The ceiling didn’t just peel; it began to flake away like dry skin after a burn. The void above pulsed with a low, rhythmic throb, the heartbeat of a world that hadn't been born yet. Amelia ignored the screams from the kitchen—they were merely background noise now, the dying echoes of a draft she had already discarded.
She turned her attention to the bedroom door. The iron bolt she had drawn was solid, cold to the touch, but the wood around it was beginning to warp. Reality was trying to heal itself, trying to push back against the charcoal and lead. Amelia bared her teeth—now white and sharp as bone—and pressed the pencil to the center of the door.
With the precision of an anatomist, she drew a vertical line from the top of the frame to the bottom. Then, she drew a second. A third. She didn't stop until the door was a ribcage of black bars.
"Mother?" Amelia called out. Her voice was an uncanny mimicry of the Girl’s—sweet, high, and laced with a false vulnerability.
The frantic footsteps on the stairs stopped. The silence that followed was heavy, thick as drying glue. Then came a hesitant tap against the bars.
"Sweetie? Are you okay? The lights... the kitchen is..." The mother’s voice trailed off into a gasp. Through the gaps in the drawn ribs, Amelia could see a sliver of the hallway. It was no longer carpeted in beige. It was a smear of grey watercolor, the walls bleeding into the floor in a messy, unfinished wash.
Amelia leaned her face against the bars. Her eyes were no longer dots; they were vast, shimmering pools of liquid ink. "I’m fine, Mother. I’m just tidying up."
She reached through the bars, her hand lengthening, the fingers stretching into long, tapered nibs. She touched the mother’s cheek. The woman didn't scream this time; she couldn't. Where Amelia’s fingers brushed her skin, the woman’s features began to smudge. Her eyes ran down her face like spilled tea. Her mouth became a blurred line of indecision.
"You always said I had my father's eyes," Amelia whispered, watching as the woman's entire head began to dissolve into a cloud of graphite dust. "Let’s see how they look on the floor."
With a brutal, sweeping motion, Amelia dragged the pencil across the air between them. The hallway didn't just darken; it was redacted. A thick, heavy bar of black ink slammed into existence, cutting the house in half.

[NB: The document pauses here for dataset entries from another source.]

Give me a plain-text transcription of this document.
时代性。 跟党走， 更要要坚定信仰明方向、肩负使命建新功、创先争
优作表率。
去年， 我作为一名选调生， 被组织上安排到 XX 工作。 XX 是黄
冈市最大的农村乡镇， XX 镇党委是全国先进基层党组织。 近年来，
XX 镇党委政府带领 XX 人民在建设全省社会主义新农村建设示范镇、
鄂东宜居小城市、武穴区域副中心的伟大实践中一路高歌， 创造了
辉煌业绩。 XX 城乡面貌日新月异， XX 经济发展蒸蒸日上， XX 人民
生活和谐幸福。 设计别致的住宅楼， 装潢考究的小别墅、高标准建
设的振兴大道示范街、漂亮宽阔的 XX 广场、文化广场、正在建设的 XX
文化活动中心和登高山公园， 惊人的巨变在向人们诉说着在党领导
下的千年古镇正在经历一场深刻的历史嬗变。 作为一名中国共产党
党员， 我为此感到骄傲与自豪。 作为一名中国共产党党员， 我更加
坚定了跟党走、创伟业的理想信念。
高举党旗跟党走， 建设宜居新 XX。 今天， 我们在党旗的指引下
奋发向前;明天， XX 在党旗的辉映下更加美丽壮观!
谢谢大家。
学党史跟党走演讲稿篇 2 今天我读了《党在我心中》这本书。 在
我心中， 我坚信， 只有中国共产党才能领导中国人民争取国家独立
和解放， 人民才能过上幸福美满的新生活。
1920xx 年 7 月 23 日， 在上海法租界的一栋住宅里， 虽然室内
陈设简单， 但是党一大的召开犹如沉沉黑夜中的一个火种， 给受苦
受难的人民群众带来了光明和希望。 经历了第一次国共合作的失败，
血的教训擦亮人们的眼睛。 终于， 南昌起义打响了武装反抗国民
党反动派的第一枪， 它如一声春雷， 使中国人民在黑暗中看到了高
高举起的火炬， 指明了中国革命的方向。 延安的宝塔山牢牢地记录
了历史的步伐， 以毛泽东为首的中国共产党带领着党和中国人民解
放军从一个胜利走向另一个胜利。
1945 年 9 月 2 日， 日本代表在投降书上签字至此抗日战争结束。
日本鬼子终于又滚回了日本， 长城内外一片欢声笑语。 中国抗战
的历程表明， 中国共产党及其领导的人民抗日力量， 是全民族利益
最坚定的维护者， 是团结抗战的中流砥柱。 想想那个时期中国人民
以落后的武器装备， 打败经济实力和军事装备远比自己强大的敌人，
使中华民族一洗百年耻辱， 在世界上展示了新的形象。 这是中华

Amelia stepped back, admiring the void. The house was a skeleton now, a hollowed-out shell of a story. She felt the power of the lead vibrating in her palm, a divine hunger that wouldn't be satisfied with a single room or a single life.
She turned back to the window, or where the window had been. The white rectangle was beginning to bleed. From the edges of the blankness, something was crawling in—not the Knight, not the Poet, but the raw, unformed static of the Great Erasure.
She raised the pencil one last time, pointing it toward the heart of the city glowing in the distance.
"Everything," Amelia promised the silence, "is just a sketch waiting for a correction."
She pressed the lead to the glass of reality and began to draw the first crack in the sky.